Mount Batukaru in Bali’s wild central west rarely gets a mention in tourist circles although it is very well known to the locals. Standing at 2,276m, Batukaru is Bali’s second highest peak and is regarded as sacred by the Balinese. The ancient Pura Batukaru, one of Bali’s nine directional temples, has been perched at 823m on the mountain’s southern flanks since the 11th century. A series of smaller temples are interspersed along the trail all the way to the summit where more shrines await the Hindu pilgrims that make the climb.

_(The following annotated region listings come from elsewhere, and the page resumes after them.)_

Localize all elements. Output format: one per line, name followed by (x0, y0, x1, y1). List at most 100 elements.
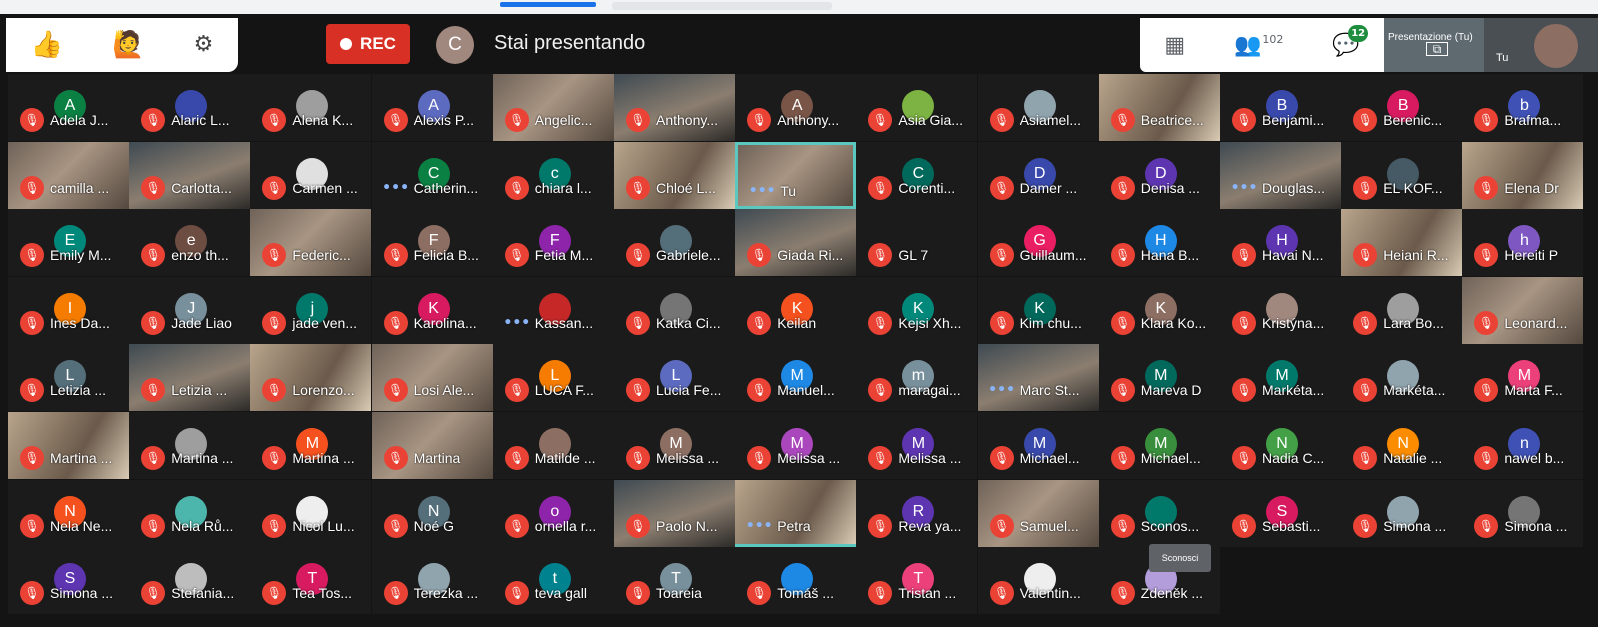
participant-tile[interactable]: 🎙 Martina ... (8, 412, 129, 479)
participant-tile[interactable]: K 🎙 Kejsi Xh... (856, 276, 978, 344)
participant-tile[interactable]: T 🎙 Tea Tos... (250, 547, 372, 615)
participant-tile[interactable]: ••• Marc St... (977, 344, 1099, 412)
participant-tile[interactable]: 🎙 Losi Ale... (371, 344, 493, 412)
participant-tile[interactable]: M 🎙 Melissa ... (735, 412, 857, 479)
participant-tile[interactable]: 🎙 GL 7 (856, 209, 978, 277)
participant-tile[interactable]: ••• Douglas... (1220, 141, 1341, 209)
participant-tile[interactable]: M 🎙 Michael... (1098, 412, 1220, 479)
participant-tile[interactable]: 🎙 Paolo N... (614, 479, 735, 547)
participant-tile[interactable]: N 🎙 Nela Ne... (8, 479, 129, 547)
participant-tile[interactable]: 🎙 Carmen ... (250, 141, 372, 209)
participant-tile[interactable]: ••• Tu (735, 141, 857, 209)
recording-badge[interactable]: REC (326, 24, 410, 64)
people-button[interactable]: 👥 102 (1234, 33, 1283, 58)
participant-tile[interactable]: D 🎙 Damer ... (977, 141, 1099, 209)
raise-hand-icon[interactable]: 🙋 (112, 32, 144, 58)
participant-tile[interactable]: 🎙 Simona ... (1462, 479, 1584, 547)
participant-tile[interactable]: c 🎙 chiara l... (492, 141, 614, 209)
participant-tile[interactable]: ••• Petra (735, 479, 857, 547)
participant-tile[interactable]: 🎙 Chloé L... (614, 141, 735, 209)
participant-tile[interactable]: j 🎙 jade ven... (250, 276, 372, 344)
participant-tile[interactable]: G 🎙 Guillaum... (977, 209, 1099, 277)
gear-icon[interactable]: ⚙ (194, 34, 214, 56)
participant-tile[interactable]: 🎙 Valentin... (977, 547, 1099, 615)
participant-tile[interactable]: L 🎙 Lucia Fe... (614, 344, 735, 412)
participant-tile[interactable]: 🎙 Anthony... (614, 74, 735, 141)
participant-tile[interactable]: 🎙 Gabriele... (614, 209, 735, 277)
participant-tile[interactable]: 🎙 Matilde ... (492, 412, 614, 479)
participant-tile[interactable]: F 🎙 Felicia B... (371, 209, 493, 277)
participant-tile[interactable]: 🎙 Alena K... (250, 74, 372, 141)
participant-tile[interactable]: 🎙 Samuel... (977, 479, 1099, 547)
participant-tile[interactable]: 🎙 Simona ... (1341, 479, 1463, 547)
participant-tile[interactable]: M 🎙 Melissa ... (614, 412, 735, 479)
participant-tile[interactable]: 🎙 Kristýna... (1220, 276, 1341, 344)
participant-tile[interactable]: 🎙 Nicol Lu... (250, 479, 372, 547)
participant-tile[interactable]: 🎙 Carlotta... (129, 141, 251, 209)
participant-tile[interactable]: 🎙 Beatrice... (1098, 74, 1220, 141)
participant-tile[interactable]: 🎙 Heiani R... (1341, 209, 1463, 277)
participant-tile[interactable]: 🎙 Asiamel... (977, 74, 1099, 141)
participant-tile[interactable]: 🎙 Leonard... (1462, 276, 1584, 344)
participant-tile[interactable]: H 🎙 Havai N... (1220, 209, 1341, 277)
participant-tile[interactable]: 🎙 Terezka ... (371, 547, 493, 615)
participant-tile[interactable]: M 🎙 Michael... (977, 412, 1099, 479)
participant-tile[interactable]: 🎙 Martina (371, 412, 493, 479)
participant-tile[interactable]: m 🎙 maragai... (856, 344, 978, 412)
participant-tile[interactable]: R 🎙 Reva ya... (856, 479, 978, 547)
participant-tile[interactable]: A 🎙 Alexis P... (371, 74, 493, 141)
participant-tile[interactable]: K 🎙 Klara Ko... (1098, 276, 1220, 344)
participant-tile[interactable]: E 🎙 Emily M... (8, 209, 129, 277)
participant-tile[interactable]: 🎙 Markéta... (1341, 344, 1463, 412)
participant-tile[interactable]: 🎙 Tomáš ... (735, 547, 857, 615)
participant-tile[interactable]: J 🎙 Jade Liao (129, 276, 251, 344)
participant-tile[interactable]: L 🎙 Letizia ... (8, 344, 129, 412)
participant-tile[interactable]: ••• Kassan... (492, 276, 614, 344)
participant-tile[interactable]: H 🎙 Hana B... (1098, 209, 1220, 277)
participant-tile[interactable]: B 🎙 Benjami... (1220, 74, 1341, 141)
participant-tile[interactable]: 🎙 Federic... (250, 209, 372, 277)
participant-tile[interactable]: e 🎙 enzo th... (129, 209, 251, 277)
participant-tile[interactable]: M 🎙 Melissa ... (856, 412, 978, 479)
participant-tile[interactable]: C 🎙 Corenti... (856, 141, 978, 209)
participant-tile[interactable]: M 🎙 Marta F... (1462, 344, 1584, 412)
participant-tile[interactable]: I 🎙 Ines Da... (8, 276, 129, 344)
participant-tile[interactable]: K 🎙 Karolina... (371, 276, 493, 344)
participant-tile[interactable]: A 🎙 Adela J... (8, 74, 129, 141)
participant-tile[interactable]: N 🎙 Noé G (371, 479, 493, 547)
participant-tile[interactable]: 🎙 Sconos... (1098, 479, 1220, 547)
participant-tile[interactable]: o 🎙 ornella r... (492, 479, 614, 547)
participant-tile[interactable]: T 🎙 Toareia (614, 547, 735, 615)
participant-tile[interactable]: F 🎙 Fetia M... (492, 209, 614, 277)
participant-tile[interactable]: M 🎙 Markéta... (1220, 344, 1341, 412)
participant-tile[interactable]: B 🎙 Berenic... (1341, 74, 1463, 141)
participant-tile[interactable]: M 🎙 Martina ... (250, 412, 372, 479)
participant-tile[interactable]: S 🎙 Simona ... (8, 547, 129, 615)
participant-tile[interactable]: N 🎙 Nadia C... (1220, 412, 1341, 479)
participant-tile[interactable]: M 🎙 Manuel... (735, 344, 857, 412)
chat-button[interactable]: 💬 12 (1332, 24, 1369, 58)
participant-tile[interactable]: K 🎙 Kim chu... (977, 276, 1099, 344)
participant-tile[interactable]: 🎙 EL KOF... (1341, 141, 1463, 209)
participant-tile[interactable]: 🎙 Lorenzo... (250, 344, 372, 412)
participant-tile[interactable]: 🎙 Nela Rů... (129, 479, 251, 547)
participant-tile[interactable]: 🎙 Letizia ... (129, 344, 251, 412)
participant-tile[interactable]: 🎙 Elena Dr (1462, 141, 1584, 209)
participant-tile[interactable]: b 🎙 Brafma... (1462, 74, 1584, 141)
inactive-tab[interactable] (612, 2, 832, 10)
participant-tile[interactable]: K 🎙 Keilan (735, 276, 857, 344)
participant-tile[interactable]: D 🎙 Denisa ... (1098, 141, 1220, 209)
participant-tile[interactable]: 🎙 Angelic... (492, 74, 614, 141)
participant-tile[interactable]: 🎙 Giada Ri... (735, 209, 857, 277)
participant-tile[interactable]: 🎙 Stefania... (129, 547, 251, 615)
participant-tile[interactable]: A 🎙 Anthony... (735, 74, 857, 141)
participant-tile[interactable]: T 🎙 Tristan ... (856, 547, 978, 615)
participant-tile[interactable]: 🎙 Lara Bo... (1341, 276, 1463, 344)
participant-tile[interactable]: N 🎙 Natalie ... (1341, 412, 1463, 479)
participant-tile[interactable]: S 🎙 Sebasti... (1220, 479, 1341, 547)
participant-tile[interactable]: n 🎙 nawel b... (1462, 412, 1584, 479)
thumbs-up-icon[interactable]: 👍 (31, 32, 63, 58)
participant-tile[interactable]: t 🎙 teva gall (492, 547, 614, 615)
participant-tile[interactable]: M 🎙 Mareva D (1098, 344, 1220, 412)
participant-tile[interactable]: C ••• Catherin... (371, 141, 493, 209)
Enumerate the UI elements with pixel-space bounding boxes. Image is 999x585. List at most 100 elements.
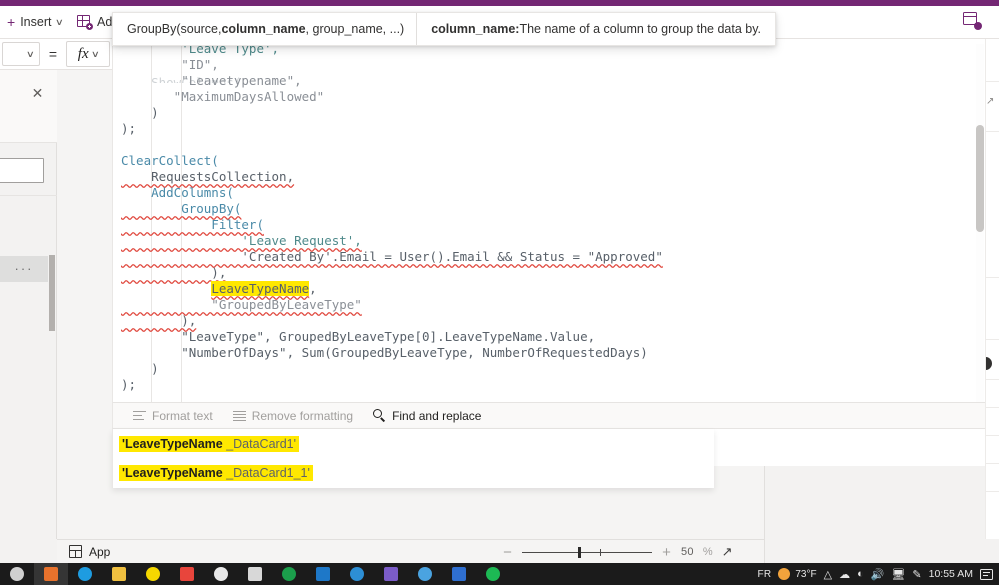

The Batukaru massif contains three ancient volcanic craters and is densely covered with primary rainforest although attractive terraced rice fields and banana plantations occupy some of the lower slopes. Much of the summit has been cleared to accommodate the temples giving excellent unobstructed views of Mount Agung to the west. On clear days you can see all the way westward ton Java’s easternmost peaks and eastward to Lombok’s Mount Rinjani.
There are three main ascent routes up the mountain, all converging at Munduk Nyanggang about 2 hours before the summit. The most popular route starts just behind Pura Batukaru temple. Unfortunately, the behaviour of self-appointed guides around the temple has earned them a very bad reputation for harassment and price gauging; as much as 800,000-1,000,000Rp for a return trip. To put that into perspective that’s the equivalent of about a week’s salary for a doctor or lawyer in Indonesia. The “guides” will pull every trick in the book to convince you that you must engage one of them including scare tactics (you’ll get lost – pretty hard along a well-worn trail with shrines spaced every 200m or so apart) and the ever reliable claim that it’s compulsory to have a guide (it’s not).
In an effort to avoid this sort of harassment, many trekkers prefer to start their climb from Jatiluwih on the southeastern foothills. Apart from a hassle free start to your trek, the village itself is surrounded by gorgeous UNESCO world heritage listed terraced rice fields. Leave the main road near Jatiluwih and head up the mountainside towards Pura Luhur Bhujangga Waisnawa temple. The road is narrow and rough but doable in a standard vehicle.
Luhur Bhujangga Waisnawa is quite an elaborate temple with an eleven tiered roof so it’s worth a look before continuing on foot along a concrete path to another temple 50m higher up the mountainside. From there, the serious uphill trekking starts though the forest setting is delightful. Giant fig trees, native orchids, ferns and unusually for higher altitudes, even pandanas trees abound. The trail is quite obvious all the way towards the summit and like the alternate route, there are intermittently spaced shrines marking the way. At around 1,450m the track converges with the Pura Batukaru route; just keep heading straight on up the mountain. By either route it takes 4-5 hours of fairly strenuous climbing to reach the grassy summit and 3-4 hours to descend. There is a third alternate route from the west commencing near Sanda village but it takes 6-7 hours and is a much tougher trek.
Provided you get an early start, you should be able to make the return trek comfortably inside a day but as camping is permitted on the mountain and there’s plenty of space to set up a tent so it would be a shame to miss sunset and sunrise from the mountain top. But of course, you would need to be totally self-sufficient.
Keep in mind, Batukaru is probably experiences more rain than anywhere else in Bali. The rainforest trail can become quite slippery and little streams form in an instant and that’s during the dry season. Attempting the climb during the rainy season is definitely not recommended. Be prepared for leaches. At the higher elevations, expect misty rain, cloud and chilly overnight temperatures. Fortunately most mornings dawn clear and bright so you can get that perfect panorama.